Impact of import streamlining on food prices deemed uncertain

 Impact of import streamlining  on food prices deemed uncertain

By Adrian H. Halili, Reporter

THE streamlined approval process for agricultural imports may not result in lower food prices while endangering the livelihoods of domestic producers, analysts said.

“There is no assurance that relaxing non-tariff measures will result in lower consumer prices. And it might only encourage smuggling, undervaluation and misdeclaration of imports,” Federation of Free Farmers Na-tional Manager Raul Q. Montemayor said in a Viber message.
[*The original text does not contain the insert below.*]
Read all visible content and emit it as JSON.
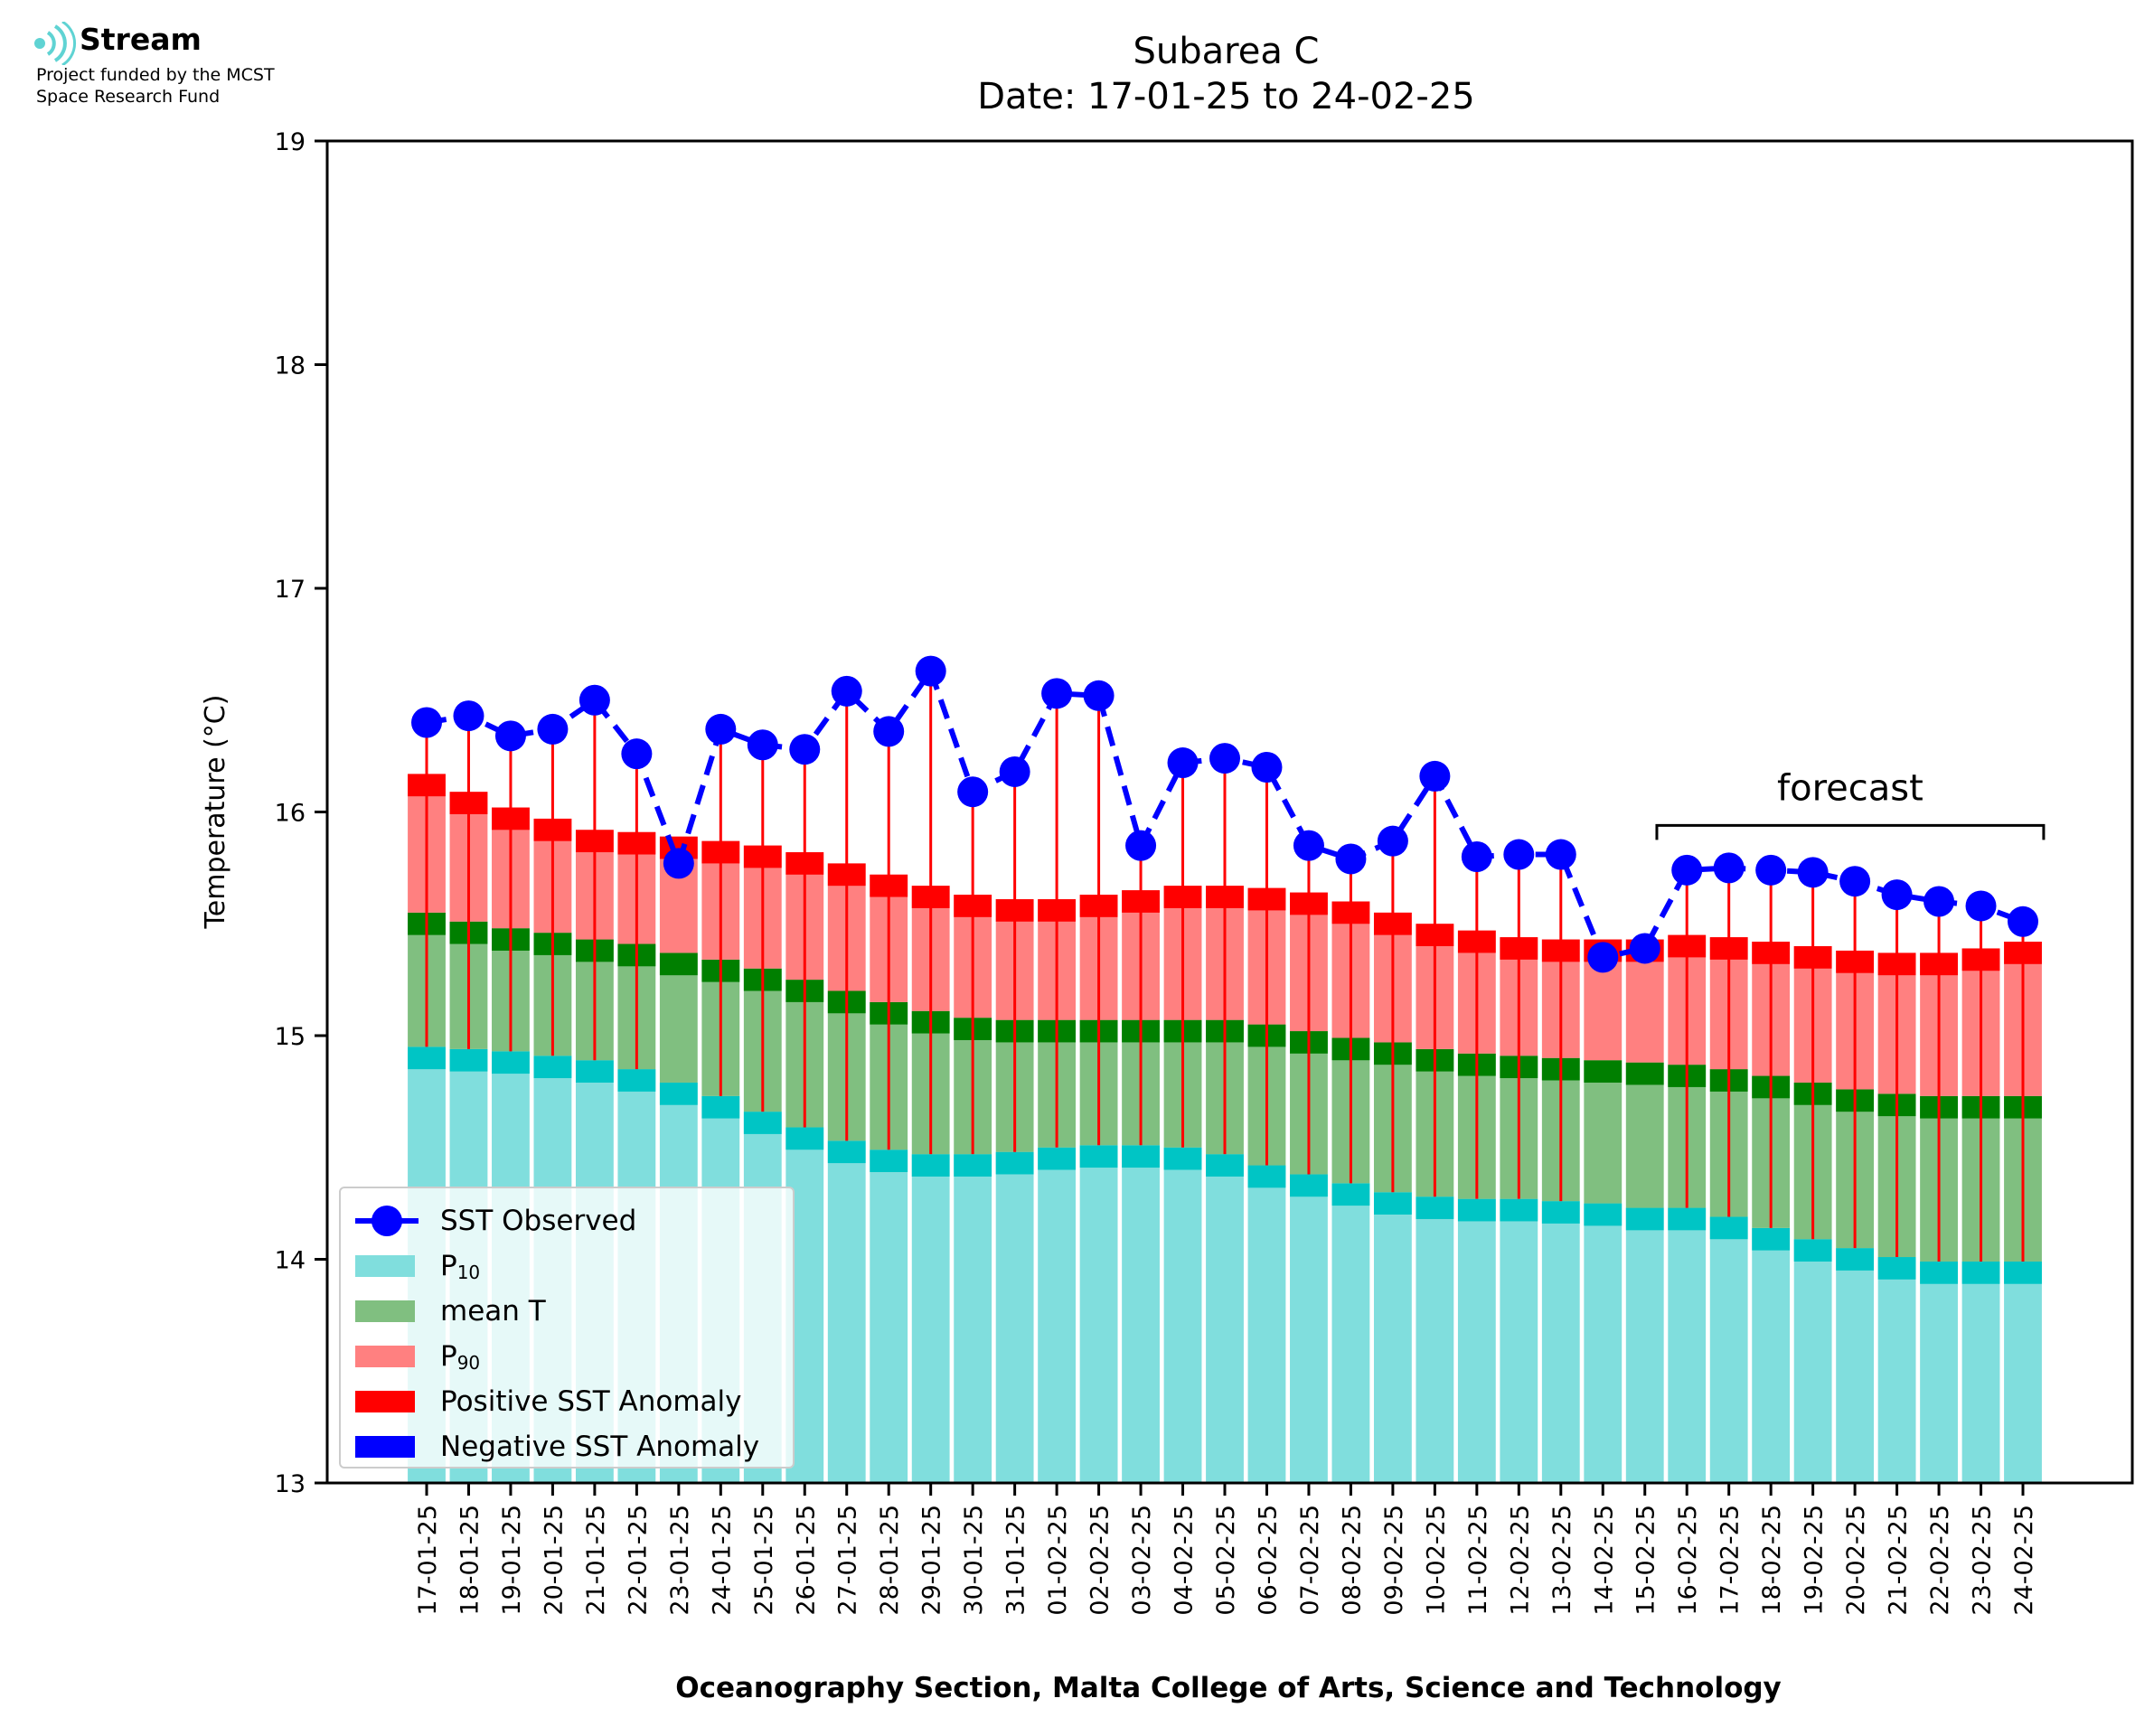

Administrative Order No. 20 (AO 20) instructed the Departments of Agriculture (DA), Finance (DoF), and Trade and Industry (DTI) to simplify the administrative procedures for agricultural imports, as well as remove non-tariff barriers.
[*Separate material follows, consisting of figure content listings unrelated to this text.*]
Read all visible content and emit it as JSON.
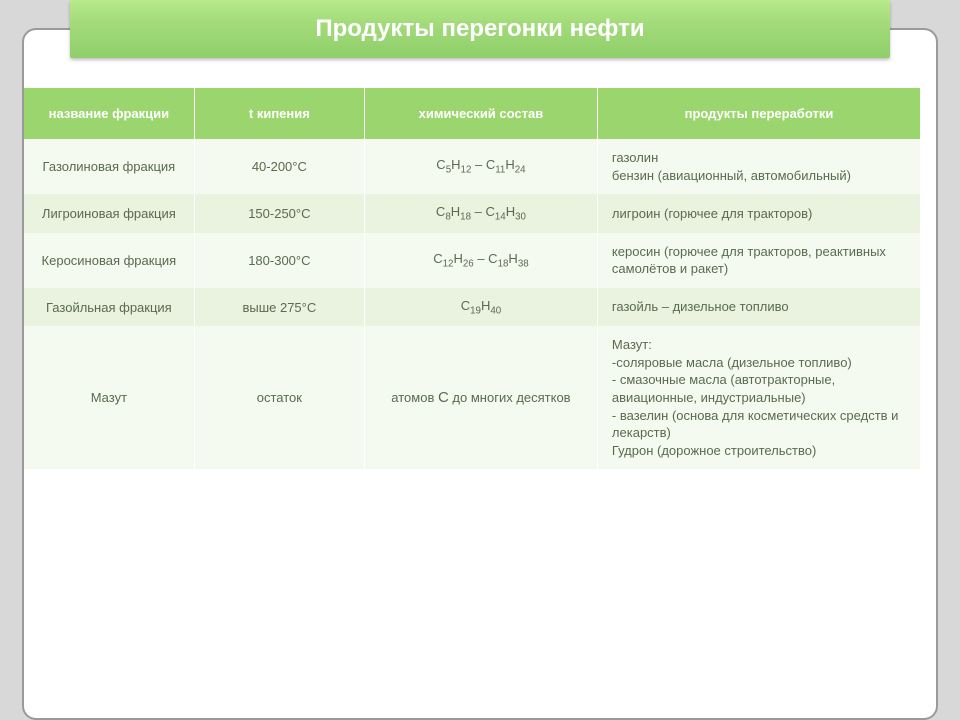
{
  "title": "Продукты перегонки нефти",
  "columns": [
    "название фракции",
    "t кипения",
    "химический состав",
    "продукты переработки"
  ],
  "rows": [
    {
      "name": "Газолиновая фракция",
      "temp": "40-200°С",
      "chem_html": "C<sub>5</sub>H<sub>12</sub> – C<sub>11</sub>H<sub>24</sub>",
      "products": "газолин\nбензин (авиационный, автомобильный)",
      "stripe": "light"
    },
    {
      "name": "Лигроиновая фракция",
      "temp": "150-250°С",
      "chem_html": "C<sub>8</sub>H<sub>18</sub> – C<sub>14</sub>H<sub>30</sub>",
      "products": "лигроин (горючее для тракторов)",
      "stripe": "dark"
    },
    {
      "name": "Керосиновая фракция",
      "temp": "180-300°С",
      "chem_html": "C<sub>12</sub>H<sub>26</sub> – C<sub>18</sub>H<sub>38</sub>",
      "products": "керосин (горючее для тракторов, реактивных самолётов и ракет)",
      "stripe": "light"
    },
    {
      "name": "Газойльная фракция",
      "temp": "выше 275°С",
      "chem_html": "C<sub>19</sub>H<sub>40</sub>",
      "products": "газойль – дизельное топливо",
      "stripe": "dark"
    },
    {
      "name": "Мазут",
      "temp": "остаток",
      "chem_html": "атомов <span style='font-size:15px'>С</span> до многих десятков",
      "products": "Мазут:\n-соляровые масла (дизельное топливо)\n- смазочные масла (автотракторные, авиационные, индустриальные)\n- вазелин (основа для косметических средств и лекарств)\nГудрон (дорожное строительство)",
      "stripe": "light"
    }
  ],
  "colors": {
    "title_bg_top": "#b8e98b",
    "title_bg_bot": "#8fcf6a",
    "header_bg": "#9bd56e",
    "stripe_light": "#f5faf0",
    "stripe_dark": "#e9f3df",
    "text": "#5a6a50",
    "page_bg": "#d8d8d8",
    "frame_border": "#9a9a9a"
  },
  "fonts": {
    "title_size_pt": 24,
    "header_size_pt": 13,
    "body_size_pt": 13
  }
}
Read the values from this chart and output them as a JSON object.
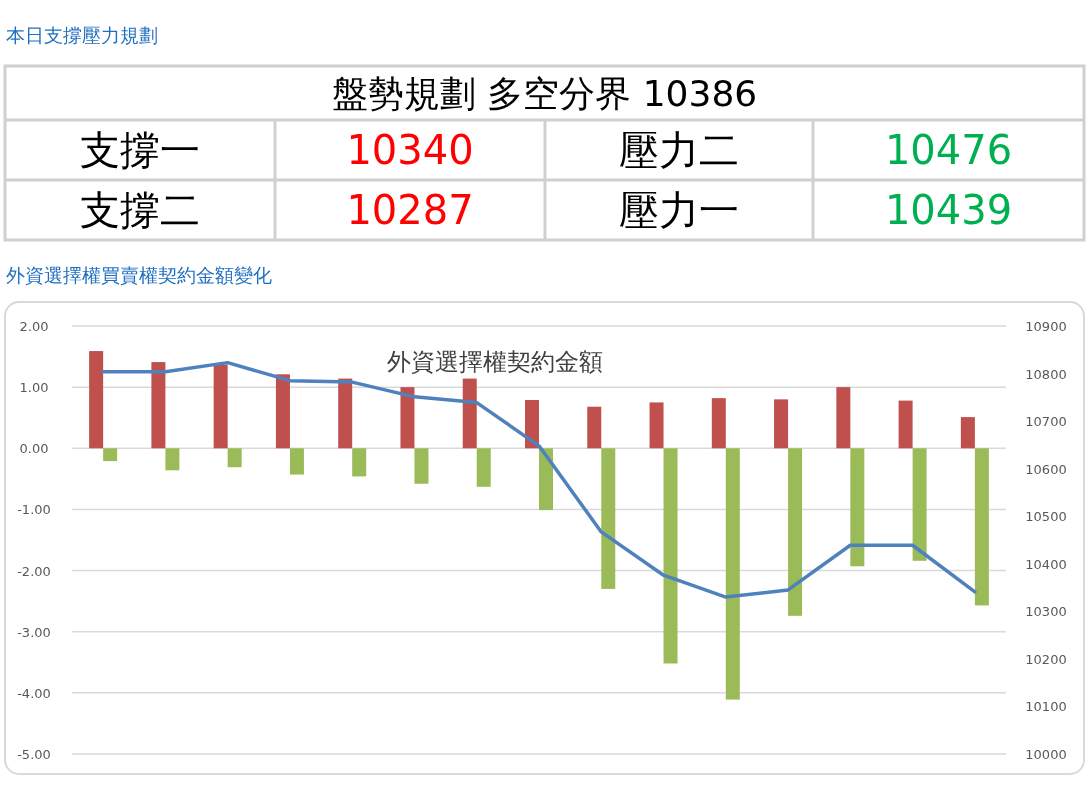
{
  "chart_data": [
    {
      "type": "other",
      "title": "本日支撐壓力規劃",
      "annotations": [
        "盤勢規劃 多空分界 10386",
        "支撐一",
        "10340",
        "壓力二",
        "10476",
        "支撐二",
        "10287",
        "壓力一",
        "10439"
      ],
      "colors": [
        "#000000",
        "#000000",
        "#ff0000",
        "#000000",
        "#00b050",
        "#000000",
        "#ff0000",
        "#000000",
        "#00b050"
      ]
    },
    {
      "type": "bar",
      "subtitle": "外資選擇權買賣權契約金額變化",
      "title": "外資選擇權契約金額",
      "categories": [
        null,
        null,
        null,
        null,
        null,
        null,
        null,
        null,
        null,
        null,
        null,
        null,
        null,
        null,
        null
      ],
      "series": [
        {
          "color": "#c0504d",
          "values": [
            1.59,
            1.41,
            1.37,
            1.21,
            1.14,
            1.0,
            1.14,
            0.79,
            0.68,
            0.75,
            0.82,
            0.8,
            1.0,
            0.78,
            0.51
          ]
        },
        {
          "color": "#9bbb59",
          "values": [
            -0.21,
            -0.36,
            -0.31,
            -0.43,
            -0.46,
            -0.58,
            -0.63,
            -1.01,
            -2.3,
            -3.52,
            -4.11,
            -2.74,
            -1.93,
            -1.84,
            -2.57
          ]
        },
        {
          "type": "line",
          "axis": "y2",
          "color": "#4f81bd",
          "values": [
            10804,
            10804,
            10823,
            10785,
            10782,
            10751,
            10739,
            10648,
            10467,
            10376,
            10330,
            10345,
            10439,
            10439,
            10341
          ]
        }
      ],
      "ylim": [
        -5,
        2
      ],
      "yticks": [
        {
          "value": 2,
          "label": "2.00"
        },
        {
          "value": 1,
          "label": "1.00"
        },
        {
          "value": 0,
          "label": "0.00"
        },
        {
          "value": -1,
          "label": "-1.00"
        },
        {
          "value": -2,
          "label": "-2.00"
        },
        {
          "value": -3,
          "label": "-3.00"
        },
        {
          "value": -4,
          "label": "-4.00"
        },
        {
          "value": -5,
          "label": "-5.00"
        }
      ],
      "y2lim": [
        10000,
        10900
      ],
      "y2ticks": [
        10000,
        10100,
        10200,
        10300,
        10400,
        10500,
        10600,
        10700,
        10800,
        10900
      ],
      "grid": "y",
      "marker": "none"
    }
  ]
}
President Ferdinand R. Marcos, Jr. said the order was issued to ensure food security and bolster supply.

The DA was also tasked with reviewing the guidelines for importing sugar and fisheries products.

“The government (has) reduced the tariffs on prime commodities like rice, pork, and corn. Tariffs on other products are already very low. But these (measures) have not reduced retail prices,” Mr. Montemayor added.

Last year, the President approved Executive Order (EO) No. 50, extending the reduced tariff regime for rice imports to 35% for another year, applicable to shipments within or exceeding the minimum access volume.

Corn tariffs were set at 5% and 15% for in-quota and out-of-quota shipments, respectively. Pork tariffs were retained at 15% for shipments within the quota and 25% for those exceeding the quota.

Leonardo A. Lanzona, an economics professor with the Ateneo de Manila, said the order will not solve the country’s long-term supply problem.

“Allowing more imports can be a way of reducing inflation, mostly favoring consumers. General prices might have been reduced but remain higher than expected,” Mr. Lanzona said in a Messenger chat.

Inflation picked up to 3.7% in March from 3.4% in February and 7.6% a year earlier. Food inflation accelerated to 5.7%, the strongest reading since the 5.8% posted in November.

Danilo V. Fausto, president of the Philippine Chamber of Agriculture and Food, Inc. said in a Viber message that AO 20 may have a short-term impact on inflation but may “damage agricultural production over the long term.

“AO 20 will encourage and incentivize imports… If producers cannot compete with imports… farmers will leave farming and do something else to earn a living,” Mr. Fausto added.